Business
Kenyan telco Safaricom’s Alpha incubator faces uncertain future
Safaricom’s Nairobi-based Alpha innovation incubator may have an uncertain future, according to sources.
With two high-level departures, and the passing of Safaricom’s CEO Bob Collymore, there are questions on how or if Alpha will continue to operate.
The space was established in 2017 to spur new product development for Safaricom, which is Kenya’s largest mobile operator and the provider of M-Pesa — East Africa’s most used mobile-money product.
As TechCrunch reported, one of the first objectives of Alpha was to build upon the success of M-Pesa.
As a telco, Safaricom has 69% of the Kenya’s mobile subscribers and generates around one-fourth ($531 million) of its ≈ $2.2 billion annual revenues (2018) from M-Pesa. The fintech product has 20.5 million customers across a network of 176,000 agents.
While these stats have put Safaricom in a coveted position, the company’s former CEO Bob Collymore expressed concerns over the risk of too many eggs in one basket. For years, Collymore pressed his company to diversify product and revenue streams.
Through in-house development and partnerships, Safaricom added to its mobile and fintech network consumer and small business-based products, such as ride-hail app Little and website services.
In 2017, Safaricom’s chief innovation officer and first head of Alpha, Kamal Bhattacharya, echoed Collymore’s mission to diversify the company’s offerings.
“We’d actually like to move beyond M-Pesa by leveraging its power as a social network to connect people to other product solutions,” he told TechCrunch.
Bhattacharya — who’d come to Safaricom after senior positions at IBM Research Africa and a stint restructuring Kenyan innovation center iHub — recruited a team for Alpha, led by founder and computer scientist Shikoh Gitau.
From a market perspective, Alpha was something to watch, as corporate incubators in Africa were (and continue to be) a relatively new component across the continent’s tech ecosystem.
In a space purposely established away from Safaricom’s HQ, Alpha’s team of innovators set to shaping new digital offerings.
In 2018, the incubator rolled out its first product, a social networking platform called Bonga, to augment M-Pesa.
Because M-Pesa was already established as a commercial network, the idea was to amplify that by creating more social media-type transactions around it — channeling Facebook, YouTube, iTunes, PayPal and eBay in one platform.
With Bonga, Alpha appeared to have some momentum into 2018, before the innovation incubator lost two of its biggest backers.
First, Kamal Bhattacharya exited Safaricom and his position of lead of Alpha in October 2018. The reason given by the company was a bit of corporate say-nothing-speak: “leaving to pursue other interests.”
The real reasons for Bhattacharya’s sudden exit were unclear.

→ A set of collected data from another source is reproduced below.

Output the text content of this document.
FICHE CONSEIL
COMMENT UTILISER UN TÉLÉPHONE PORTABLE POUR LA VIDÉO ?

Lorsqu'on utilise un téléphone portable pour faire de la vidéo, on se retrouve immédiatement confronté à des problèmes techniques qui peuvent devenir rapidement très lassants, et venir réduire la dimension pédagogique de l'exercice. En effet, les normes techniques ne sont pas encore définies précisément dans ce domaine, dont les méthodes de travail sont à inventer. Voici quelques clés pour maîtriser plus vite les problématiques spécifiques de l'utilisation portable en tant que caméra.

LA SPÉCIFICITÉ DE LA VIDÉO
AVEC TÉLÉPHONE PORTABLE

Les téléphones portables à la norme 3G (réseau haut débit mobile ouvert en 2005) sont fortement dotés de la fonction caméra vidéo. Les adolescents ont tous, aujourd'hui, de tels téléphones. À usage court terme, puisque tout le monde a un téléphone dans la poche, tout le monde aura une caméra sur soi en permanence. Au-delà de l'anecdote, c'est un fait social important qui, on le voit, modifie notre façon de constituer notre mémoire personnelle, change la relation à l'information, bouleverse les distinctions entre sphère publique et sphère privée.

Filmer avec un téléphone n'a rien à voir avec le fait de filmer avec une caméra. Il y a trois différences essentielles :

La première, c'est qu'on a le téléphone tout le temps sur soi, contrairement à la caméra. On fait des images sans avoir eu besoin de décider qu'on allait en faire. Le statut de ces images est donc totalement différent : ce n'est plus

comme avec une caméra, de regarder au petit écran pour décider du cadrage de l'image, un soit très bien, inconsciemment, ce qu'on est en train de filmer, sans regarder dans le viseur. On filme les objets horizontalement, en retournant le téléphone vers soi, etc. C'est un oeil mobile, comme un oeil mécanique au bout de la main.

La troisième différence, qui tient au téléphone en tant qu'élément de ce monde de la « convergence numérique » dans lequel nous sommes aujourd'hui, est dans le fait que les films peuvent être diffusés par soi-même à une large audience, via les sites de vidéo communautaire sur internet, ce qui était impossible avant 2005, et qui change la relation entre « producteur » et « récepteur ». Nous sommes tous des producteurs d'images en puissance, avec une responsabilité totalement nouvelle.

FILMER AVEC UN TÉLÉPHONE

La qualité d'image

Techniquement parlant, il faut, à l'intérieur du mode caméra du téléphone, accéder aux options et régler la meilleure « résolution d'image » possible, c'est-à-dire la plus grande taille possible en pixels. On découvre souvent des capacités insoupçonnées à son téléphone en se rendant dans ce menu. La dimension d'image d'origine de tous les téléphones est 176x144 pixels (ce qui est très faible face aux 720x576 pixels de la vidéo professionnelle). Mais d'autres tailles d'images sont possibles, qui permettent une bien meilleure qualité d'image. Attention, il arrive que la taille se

There was, however, plenty of scuttlebutt about powers within Safaricom — resistant to the brand of bureaucracy rattling change Alpha could bring — conspiring to push him out.
After losing its head, Alpha lost another key ally in Bob Collymore when he passed away in July of this year after a fight with cancer.
Alpha said farewell to another senior figure in August when Huston Malande left. It also rebranded Bonga to Zwuup this year — though Safaricom’s last two annual reports don’t indicate how the product has fared under either name, with no mention of Bonga, Zwuup or Alpha.
What’s next for Alpha?
Several sources close to Safaricom (speaking on background) expressed doubt that it would have the support within the company to continue after Collymore’s passing.
One source suggested Alpha would more likely be morphed into the larger Safaricom bureaucracy rather than shut down completely, to avoid negative news that an abrupt closure would bring.
TechCrunch asked Safaricom directly on the future of Alpha, and specifically if it would confirm or deny reports the innovation incubator could shut down. A Safaricom spokesperson said it could not comment on anything related to Alpha’s products or performance before Safaricom’s next earnings reporting, scheduled for November 1.
So Kenya’s tech community will have to wait a couple more weeks to see if Safaricom sticks to its experiment to spur inside innovation by creating an outside incubator — or not.